L’EMDR : un traitement possible pour améliorer la relation d’attachement chez les adultes et les enfants
Mis à jour le 12 décembre 2022
L’EMDR : un traitement possible pour améliorer la relation d’attachement chez les adultes et les enfants, un article de Debra Wesselmann et all, publié dans European Review of Applied Psychology
Article publié en anglais et en français – accès libre en ligne
Résumé
Introduction
Le but de cet article est d’examiner la littérature scientifique qui envisage la thérapie Eye Movement Desensitization and Reprocessing (EMDR) comme une réponse à la prise en charge des troubles de l’attachement consécutifs à des traumatismes. L’EMDR s’inscrit fondamentalement comme une approche intégrative susceptible de répondre aux nécessités d’une prise en charge en termes de thérapie familiale.
Littérature
La thérapie EMDR est brièvement décrite, ainsi que le modèle théorique sur lequel elle s’appuie. Sont également présentées certaines approches relatives aux théories de l’attachement, ainsi que leurs implications dans le processus de traumatisation. Enfin, une revue de la littérature apporte des preuves préliminaires montrant que l’EMDR améliore les problématiques d’attachement des enfants, mais aussi des adultes.
Résultats cliniques
Une étude de cas est présentée dans laquelle l’intégration de l’EMDR à la thérapie familiale a amélioré la situation d’un enfant qui souffrait de troubles de l’attachement et de traumatisme.
Conclusion
L’étude de cas et la revue de la littérature apportent des premiers éléments de preuve indiquant que l’EMDR est un traitement prometteur dans le traitement des problématiques qui mettent en lien les traumatismes et les troubles de l’attachement.
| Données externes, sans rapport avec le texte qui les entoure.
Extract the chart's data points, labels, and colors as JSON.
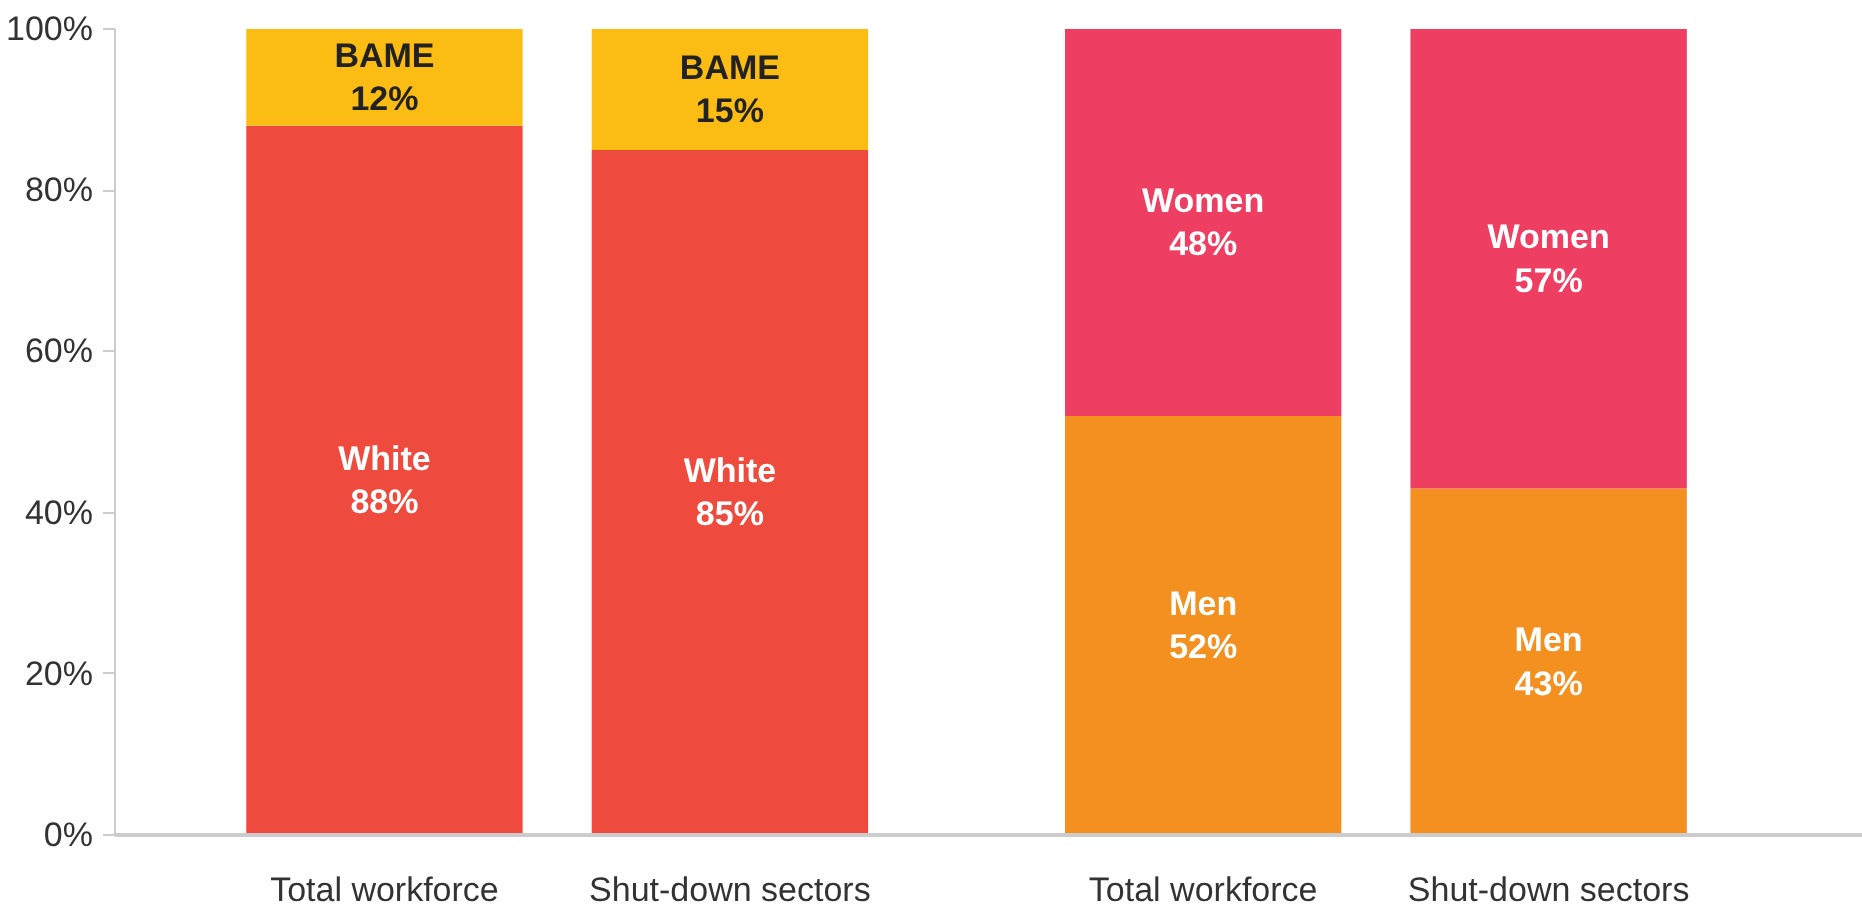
{
  "chart_data": {
    "type": "bar",
    "stacked": true,
    "categories": [
      "Total workforce",
      "Shut-down sectors",
      null,
      "Total workforce",
      "Shut-down sectors"
    ],
    "series": [
      {
        "name": "White",
        "color": "#ee4b3e",
        "values": [
          88,
          85,
          null,
          null,
          null
        ],
        "value_labels": [
          "88%",
          "85%",
          null,
          null,
          null
        ]
      },
      {
        "name": "BAME",
        "color": "#fbbd13",
        "values": [
          12,
          15,
          null,
          null,
          null
        ],
        "value_labels": [
          "12%",
          "15%",
          null,
          null,
          null
        ]
      },
      {
        "name": "Men",
        "color": "#f3901f",
        "values": [
          null,
          null,
          null,
          52,
          43
        ],
        "value_labels": [
          null,
          null,
          null,
          "52%",
          "43%"
        ]
      },
      {
        "name": "Women",
        "color": "#ee3e62",
        "values": [
          null,
          null,
          null,
          48,
          57
        ],
        "value_labels": [
          null,
          null,
          null,
          "48%",
          "57%"
        ]
      }
    ],
    "ylim": [
      0,
      100
    ],
    "yticks": [
      {
        "value": 0,
        "label": "0%"
      },
      {
        "value": 20,
        "label": "20%"
      },
      {
        "value": 40,
        "label": "40%"
      },
      {
        "value": 60,
        "label": "60%"
      },
      {
        "value": 80,
        "label": "80%"
      },
      {
        "value": 100,
        "label": "100%"
      }
    ],
    "grid": false
  }
}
Changer le statut d’attachement avec la désensibilisation et le retraitement par le mouvement de l’œil (EMDR) : revue de la littérature.
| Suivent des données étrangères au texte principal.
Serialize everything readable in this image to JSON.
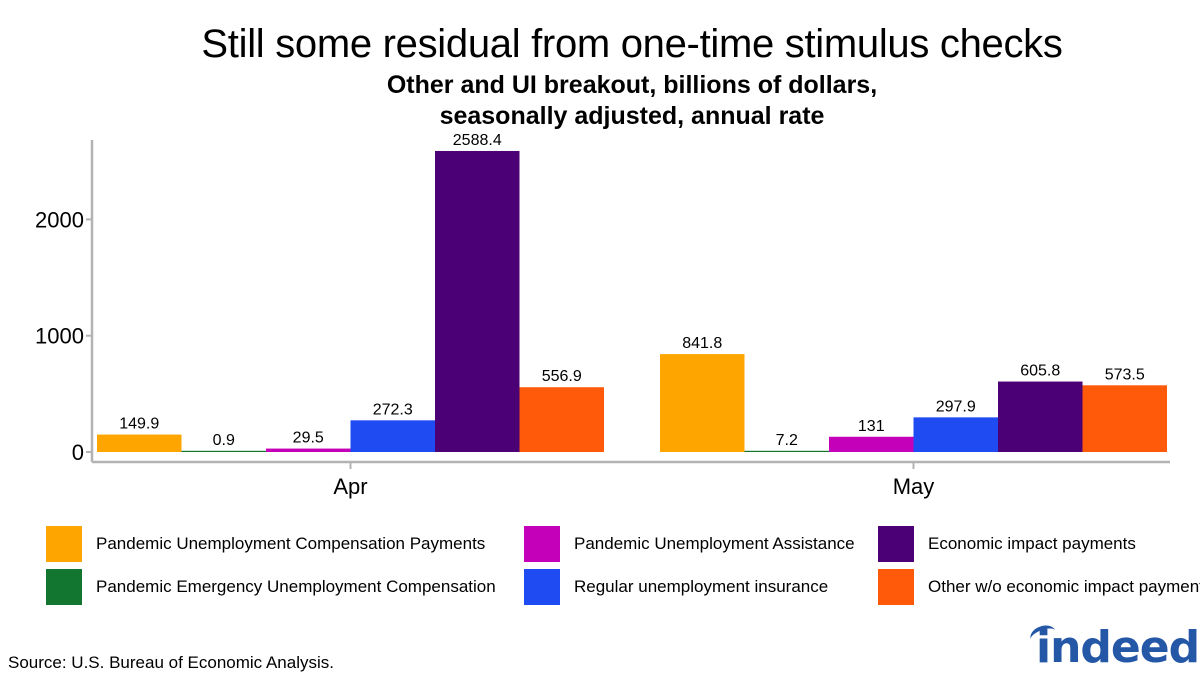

Si l’EMDR peut retraiter avec succès les souvenirs déstabilisants stockés de manière inadaptée et créer de nouvelles associations adaptatives dans le cerveau, alors le fait de cibler les souvenirs précoces liés à l’attachement avec l’EMDR devrait avoir un impact positif sur le MCI de l’individu tel que décrit par Bowlby. Bien que le statut d’attachement d’un individu ait tendance à rester constant tout au long de sa vie, il peut changer. Les sujets qui ont obtenu une désignation de sécurité sur l’AAI en dépit d’une enfance difficile sont considérés comme « sécurisés acquis ». Ils sont capables de raconter une histoire cohérente sur leur enfance parce qu’ils ont réussi à surmonter leurs premières expériences d’une certaine manière (Hesse, 1999). L’amélioration de l’état d’attachement par le traitement EMDR devrait aider les patients adultes à mieux s’adapter dans leurs relations et à répondre de manière plus sensible à leurs enfants. En effet, des recherches ont montré que les mères ayant une désignation de « sécurité acquise » qui ont surmonté une enfance difficile étaient tout aussi sensibles et positives avec leurs enfants que les mères « continuellement sécurisées » qui ont rapporté des expériences positives dans leur enfance, bien qu’elles soient plus vulnérables à la dépression (Pearson, Cohn, Cowan, & Cowan, 1994).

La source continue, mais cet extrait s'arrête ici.